The author(s) declare financial support was received for the research, authorship, and/or publication of this article. This patient is included in the PRO-GLIO trial, which has received financial support from the South-Eastern Norway Regional Health Authority (Project number: 2021081), the Norwegian Cancer Society (Project number: 216158), Network in Radiation Oncology (NIRO), the Swedish Society of Medicine (SLS-890541), the Gothenburg Society of Medicine (GLS-887961), Jubileumsklinikens Cancerfond and Lions Cancer Research Fund of Western Sweden.

Acknowledgments

We are grateful to the patient for allowing us to publish this case report, as it brings valuable knowledge regarding distant pseudoprogression following proton beam therapy for an IDH-mutant astrocytoma CNS WHO grade 3. We would also like to acknowledge study nurse, Bente Amundsen, for following the patient in an exemplary manner.

Conflict of interest

Author MB was employed by the company The Skandion Clinic.

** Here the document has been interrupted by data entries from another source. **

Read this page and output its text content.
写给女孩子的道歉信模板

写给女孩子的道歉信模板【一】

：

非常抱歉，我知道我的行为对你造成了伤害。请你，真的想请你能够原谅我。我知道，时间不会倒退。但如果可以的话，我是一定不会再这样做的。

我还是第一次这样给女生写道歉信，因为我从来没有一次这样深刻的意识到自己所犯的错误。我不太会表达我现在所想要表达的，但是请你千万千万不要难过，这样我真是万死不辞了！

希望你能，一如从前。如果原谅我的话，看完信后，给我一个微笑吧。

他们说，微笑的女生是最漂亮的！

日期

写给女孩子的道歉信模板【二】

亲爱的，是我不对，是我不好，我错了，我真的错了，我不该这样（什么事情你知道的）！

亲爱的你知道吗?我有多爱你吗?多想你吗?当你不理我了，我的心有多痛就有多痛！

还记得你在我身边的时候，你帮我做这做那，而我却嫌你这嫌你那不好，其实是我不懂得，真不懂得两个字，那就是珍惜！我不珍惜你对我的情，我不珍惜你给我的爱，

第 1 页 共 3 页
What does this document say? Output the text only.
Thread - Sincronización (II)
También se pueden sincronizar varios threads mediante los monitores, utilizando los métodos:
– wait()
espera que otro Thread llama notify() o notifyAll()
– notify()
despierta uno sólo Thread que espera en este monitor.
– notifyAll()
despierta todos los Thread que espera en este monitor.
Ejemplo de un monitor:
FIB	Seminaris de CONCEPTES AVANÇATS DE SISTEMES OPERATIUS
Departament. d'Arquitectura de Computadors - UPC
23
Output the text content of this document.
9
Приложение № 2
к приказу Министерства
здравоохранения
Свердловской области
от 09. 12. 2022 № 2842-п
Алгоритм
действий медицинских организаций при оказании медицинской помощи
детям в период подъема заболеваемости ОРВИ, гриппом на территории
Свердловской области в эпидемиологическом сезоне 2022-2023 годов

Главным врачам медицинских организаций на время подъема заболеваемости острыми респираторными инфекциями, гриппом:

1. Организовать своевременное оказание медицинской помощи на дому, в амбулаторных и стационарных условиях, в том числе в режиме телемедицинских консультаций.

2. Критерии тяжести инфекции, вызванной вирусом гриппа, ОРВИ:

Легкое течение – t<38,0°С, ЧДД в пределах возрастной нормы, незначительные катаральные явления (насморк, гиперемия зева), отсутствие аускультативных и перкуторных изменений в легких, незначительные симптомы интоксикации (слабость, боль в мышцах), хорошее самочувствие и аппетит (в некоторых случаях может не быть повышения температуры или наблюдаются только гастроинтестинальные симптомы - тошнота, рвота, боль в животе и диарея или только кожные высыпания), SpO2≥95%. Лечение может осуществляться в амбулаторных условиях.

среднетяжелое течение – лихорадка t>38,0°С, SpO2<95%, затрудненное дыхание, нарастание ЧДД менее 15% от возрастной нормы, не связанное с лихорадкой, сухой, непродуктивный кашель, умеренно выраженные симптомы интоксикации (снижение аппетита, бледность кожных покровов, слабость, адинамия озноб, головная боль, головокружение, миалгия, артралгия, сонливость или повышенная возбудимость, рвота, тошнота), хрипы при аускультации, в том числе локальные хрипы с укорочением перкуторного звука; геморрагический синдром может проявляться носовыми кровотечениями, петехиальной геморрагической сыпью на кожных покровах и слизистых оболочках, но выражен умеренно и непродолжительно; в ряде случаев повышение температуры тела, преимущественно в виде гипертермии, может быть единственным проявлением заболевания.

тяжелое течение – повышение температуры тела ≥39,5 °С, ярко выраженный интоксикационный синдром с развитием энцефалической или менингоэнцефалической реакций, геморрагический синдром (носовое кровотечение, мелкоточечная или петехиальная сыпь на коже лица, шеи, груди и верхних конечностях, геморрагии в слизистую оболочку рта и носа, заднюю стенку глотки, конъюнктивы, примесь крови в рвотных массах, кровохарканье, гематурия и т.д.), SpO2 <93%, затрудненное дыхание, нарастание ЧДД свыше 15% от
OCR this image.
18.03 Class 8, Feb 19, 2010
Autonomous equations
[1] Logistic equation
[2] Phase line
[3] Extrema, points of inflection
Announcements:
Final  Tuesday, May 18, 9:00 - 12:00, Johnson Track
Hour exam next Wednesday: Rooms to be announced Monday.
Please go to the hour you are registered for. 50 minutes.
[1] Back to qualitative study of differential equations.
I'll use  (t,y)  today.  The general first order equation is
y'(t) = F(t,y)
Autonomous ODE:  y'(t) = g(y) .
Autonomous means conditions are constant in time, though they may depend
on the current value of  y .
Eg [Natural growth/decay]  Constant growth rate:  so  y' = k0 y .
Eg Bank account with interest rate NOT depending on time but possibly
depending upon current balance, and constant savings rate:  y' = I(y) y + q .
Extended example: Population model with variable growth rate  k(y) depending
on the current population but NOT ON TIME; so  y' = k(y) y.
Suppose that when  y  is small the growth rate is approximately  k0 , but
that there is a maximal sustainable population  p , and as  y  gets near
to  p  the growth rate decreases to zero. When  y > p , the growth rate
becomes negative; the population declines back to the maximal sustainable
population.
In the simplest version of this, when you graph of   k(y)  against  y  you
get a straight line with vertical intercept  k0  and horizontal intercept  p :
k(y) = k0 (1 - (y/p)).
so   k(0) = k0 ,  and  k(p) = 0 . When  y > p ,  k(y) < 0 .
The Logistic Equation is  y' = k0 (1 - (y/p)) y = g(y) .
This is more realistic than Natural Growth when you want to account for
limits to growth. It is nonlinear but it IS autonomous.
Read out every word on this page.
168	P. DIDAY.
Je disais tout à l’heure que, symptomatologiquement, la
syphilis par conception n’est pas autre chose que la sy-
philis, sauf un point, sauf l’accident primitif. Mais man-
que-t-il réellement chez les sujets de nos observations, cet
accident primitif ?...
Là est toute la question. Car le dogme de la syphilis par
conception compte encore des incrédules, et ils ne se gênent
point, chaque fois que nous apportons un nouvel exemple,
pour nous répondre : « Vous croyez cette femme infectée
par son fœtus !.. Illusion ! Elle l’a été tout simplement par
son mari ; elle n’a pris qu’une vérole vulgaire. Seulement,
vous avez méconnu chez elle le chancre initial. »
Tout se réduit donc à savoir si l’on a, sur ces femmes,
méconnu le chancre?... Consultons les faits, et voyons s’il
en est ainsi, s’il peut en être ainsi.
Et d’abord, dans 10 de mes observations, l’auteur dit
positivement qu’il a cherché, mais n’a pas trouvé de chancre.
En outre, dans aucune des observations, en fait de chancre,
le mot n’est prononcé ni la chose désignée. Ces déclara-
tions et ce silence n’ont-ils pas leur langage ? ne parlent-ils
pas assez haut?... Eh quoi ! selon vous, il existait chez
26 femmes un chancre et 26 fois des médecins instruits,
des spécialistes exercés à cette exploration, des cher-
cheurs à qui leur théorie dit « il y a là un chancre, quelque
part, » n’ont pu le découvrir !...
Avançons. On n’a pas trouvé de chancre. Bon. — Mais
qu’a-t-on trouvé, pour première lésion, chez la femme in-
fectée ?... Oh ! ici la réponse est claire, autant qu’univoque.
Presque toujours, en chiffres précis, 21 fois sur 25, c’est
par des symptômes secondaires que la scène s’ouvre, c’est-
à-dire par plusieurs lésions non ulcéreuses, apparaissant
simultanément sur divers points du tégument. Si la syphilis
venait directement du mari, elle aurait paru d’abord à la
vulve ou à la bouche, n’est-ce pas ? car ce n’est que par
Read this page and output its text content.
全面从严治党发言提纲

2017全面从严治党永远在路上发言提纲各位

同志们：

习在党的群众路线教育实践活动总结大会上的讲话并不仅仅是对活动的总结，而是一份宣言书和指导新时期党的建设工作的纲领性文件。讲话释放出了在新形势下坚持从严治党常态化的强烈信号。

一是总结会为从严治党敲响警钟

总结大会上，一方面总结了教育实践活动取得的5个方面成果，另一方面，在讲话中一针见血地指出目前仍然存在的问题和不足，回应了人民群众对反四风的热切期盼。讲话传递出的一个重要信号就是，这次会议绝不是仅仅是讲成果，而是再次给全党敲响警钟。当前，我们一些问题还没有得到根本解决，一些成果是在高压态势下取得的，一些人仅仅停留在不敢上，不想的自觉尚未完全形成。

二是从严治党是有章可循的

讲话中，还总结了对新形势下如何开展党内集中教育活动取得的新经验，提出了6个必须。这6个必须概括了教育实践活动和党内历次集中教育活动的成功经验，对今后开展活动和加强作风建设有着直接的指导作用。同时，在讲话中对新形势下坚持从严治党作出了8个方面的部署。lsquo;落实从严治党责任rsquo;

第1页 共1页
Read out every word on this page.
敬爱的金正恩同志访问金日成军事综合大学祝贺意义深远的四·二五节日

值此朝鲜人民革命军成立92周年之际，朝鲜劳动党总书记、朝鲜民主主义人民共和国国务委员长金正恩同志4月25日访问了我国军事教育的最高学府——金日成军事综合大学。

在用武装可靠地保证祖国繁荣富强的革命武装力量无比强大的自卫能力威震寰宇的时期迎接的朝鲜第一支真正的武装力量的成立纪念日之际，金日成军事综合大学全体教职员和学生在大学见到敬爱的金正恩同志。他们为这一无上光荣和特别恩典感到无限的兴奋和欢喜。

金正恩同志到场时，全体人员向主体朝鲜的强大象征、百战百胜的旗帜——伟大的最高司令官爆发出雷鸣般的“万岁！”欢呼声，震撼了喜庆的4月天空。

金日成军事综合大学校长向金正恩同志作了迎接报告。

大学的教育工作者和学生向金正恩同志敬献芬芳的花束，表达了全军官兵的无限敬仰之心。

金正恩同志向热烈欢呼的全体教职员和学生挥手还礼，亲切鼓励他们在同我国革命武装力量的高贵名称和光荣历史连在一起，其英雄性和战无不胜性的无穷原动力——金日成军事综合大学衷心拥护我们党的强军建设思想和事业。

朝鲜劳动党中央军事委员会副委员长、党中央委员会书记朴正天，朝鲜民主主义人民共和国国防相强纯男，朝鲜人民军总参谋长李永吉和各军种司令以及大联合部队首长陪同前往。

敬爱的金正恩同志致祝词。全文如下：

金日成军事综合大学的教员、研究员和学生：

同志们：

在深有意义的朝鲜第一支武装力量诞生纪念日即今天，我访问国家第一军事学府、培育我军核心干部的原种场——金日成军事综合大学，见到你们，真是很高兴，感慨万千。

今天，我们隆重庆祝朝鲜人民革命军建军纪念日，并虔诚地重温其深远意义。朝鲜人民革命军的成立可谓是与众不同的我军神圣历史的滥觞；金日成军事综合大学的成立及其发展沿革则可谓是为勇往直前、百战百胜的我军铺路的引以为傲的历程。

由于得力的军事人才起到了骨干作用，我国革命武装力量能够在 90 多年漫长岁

The remaining authors declare that the research was conducted in the absence of any commercial or financial relationships that could be construed as a potential conflict of interest.

Publisher’s note

All claims expressed in this article are solely those of the authors and do not necessarily represent those of their affiliated organizations, or those of the publisher, the editors and the reviewers. Any product that may be evaluated in this article, or claim that may be made by its manufacturer, is not guaranteed or endorsed by the publisher.